What sound do you hear when you drop a bomb on a cow? Cowboom!
Q: What does a twelve-pound mouse say to a cat? A: ‘Here Kitty, kitty, kitty’!
Q: How many sheep do you need to make a sweater? A: I don’t know. I didn’t think sheep could knit!
A cowboy rode up to the saloon, dismounted from his horse, and dusted himself off. He then walked around to the rear of his horse, lifted the tail and kissed it right on the rectum. As the cowboy walked into the saloon, the shocked barkeeper asked, "Did you just kiss your horse's butt?" The cowboy said, "Sure, I've got chapped lips." The stunned barkeep asked if this was an old Indian cure. The cowboy said, "Nope. But, sure as s**t, it keeps me from licking my lips!"

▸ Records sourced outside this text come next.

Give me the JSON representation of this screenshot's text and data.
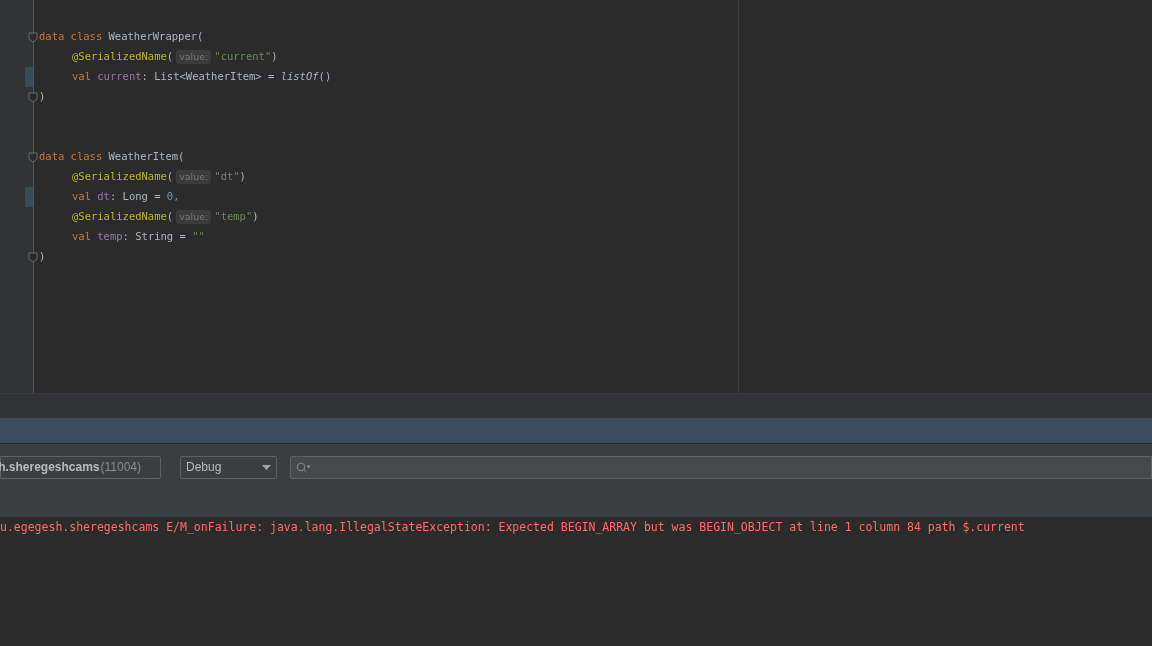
{
  "editor": {
    "declarations": [
      {
        "open": [
          {
            "kind": "keyword",
            "text": "data class "
          },
          {
            "kind": "plain",
            "text": "WeatherWrapper("
          }
        ],
        "members": [
          {
            "changed": false,
            "tokens": [
              {
                "kind": "annotation",
                "text": "@SerializedName"
              },
              {
                "kind": "plain",
                "text": "("
              },
              {
                "kind": "hint",
                "text": "value:"
              },
              {
                "kind": "string",
                "text": "\"current\""
              },
              {
                "kind": "plain",
                "text": ")"
              }
            ]
          },
          {
            "changed": true,
            "tokens": [
              {
                "kind": "keyword",
                "text": "val "
              },
              {
                "kind": "property",
                "text": "current"
              },
              {
                "kind": "plain",
                "text": ": List<WeatherItem> = "
              },
              {
                "kind": "function",
                "text": "listOf"
              },
              {
                "kind": "plain",
                "text": "()"
              }
            ]
          }
        ],
        "close": [
          {
            "kind": "plain",
            "text": ")"
          }
        ]
      },
      {
        "open": [
          {
            "kind": "keyword",
            "text": "data class "
          },
          {
            "kind": "plain",
            "text": "WeatherItem("
          }
        ],
        "members": [
          {
            "changed": false,
            "tokens": [
              {
                "kind": "annotation",
                "text": "@SerializedName"
              },
              {
                "kind": "plain",
                "text": "("
              },
              {
                "kind": "hint",
                "text": "value:"
              },
              {
                "kind": "string",
                "text": "\"dt\""
              },
              {
                "kind": "plain",
                "text": ")"
              }
            ]
          },
          {
            "changed": true,
            "tokens": [
              {
                "kind": "keyword",
                "text": "val "
              },
              {
                "kind": "property",
                "text": "dt"
              },
              {
                "kind": "plain",
                "text": ": Long = "
              },
              {
                "kind": "number",
                "text": "0"
              },
              {
                "kind": "keyword",
                "text": ","
              }
            ]
          },
          {
            "changed": false,
            "tokens": [
              {
                "kind": "annotation",
                "text": "@SerializedName"
              },
              {
                "kind": "plain",
                "text": "("
              },
              {
                "kind": "hint",
                "text": "value:"
              },
              {
                "kind": "string",
                "text": "\"temp\""
              },
              {
                "kind": "plain",
                "text": ")"
              }
            ]
          },
          {
            "changed": false,
            "tokens": [
              {
                "kind": "keyword",
                "text": "val "
              },
              {
                "kind": "property",
                "text": "temp"
              },
              {
                "kind": "plain",
                "text": ": String = "
              },
              {
                "kind": "string",
                "text": "\"\""
              }
            ]
          }
        ],
        "close": [
          {
            "kind": "plain",
            "text": ")"
          }
        ]
      }
    ]
  },
  "logcat": {
    "process": {
      "name": "h.sheregeshcams",
      "pid": "(11004)"
    },
    "level": "Debug",
    "log_lines": [
      "u.egegesh.sheregeshcams E/M_onFailure: java.lang.IllegalStateException: Expected BEGIN_ARRAY but was BEGIN_OBJECT at line 1 column 84 path $.current"
    ]
  }
}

What did the lions say to his cubs when he taught them to hunt? Don't go over the road till you see the zebra crossing.
A man was crossing a road one day when a frog called out to him and said, "If you kiss me, I'll turn into a beautiful princess." He bent over, picked up the frog, and put it in his pocket. The frog spoke up again and said, "If you kiss me and turn me back into a beautiful princess, I will tell everyone how smart and brave you are and how you are my hero" The man took the frog out of his pocket, smiled at it, and returned it to his pocket. The frog spoke up again and said, "If you kiss me and turn me back into a beautiful princess, I will be your loving companion for an entire week." The man took the frog out of his pocket, smiled at it, and returned it to his pocket. The frog then cried out, "If you kiss me and turn me back into a princess, I'll stay with you for a year and do ANYTHING you want." Again the man took the frog out, smiled at it, and put it back into his pocket. Finally, the frog asked, "What is the matter? I've told you I'm a beautiful princess, that I'll stay with you for a year and do anything you want. Why won't you kiss me?" The man said, "Look, I'm a computer programmer. I don't have time for a girlfriend, but a talking frog is cool."
What is the definition of "derange"? De place where de cowboys ride.
Why do female black widow spiders kill the males after mating? To stop the snoring before it starts.
What is slimy and wobbly, tastes of raspberry and lives in the seas? A red jellyfish.
What do you call a gay dinosaur?…… Mega-sore-ass.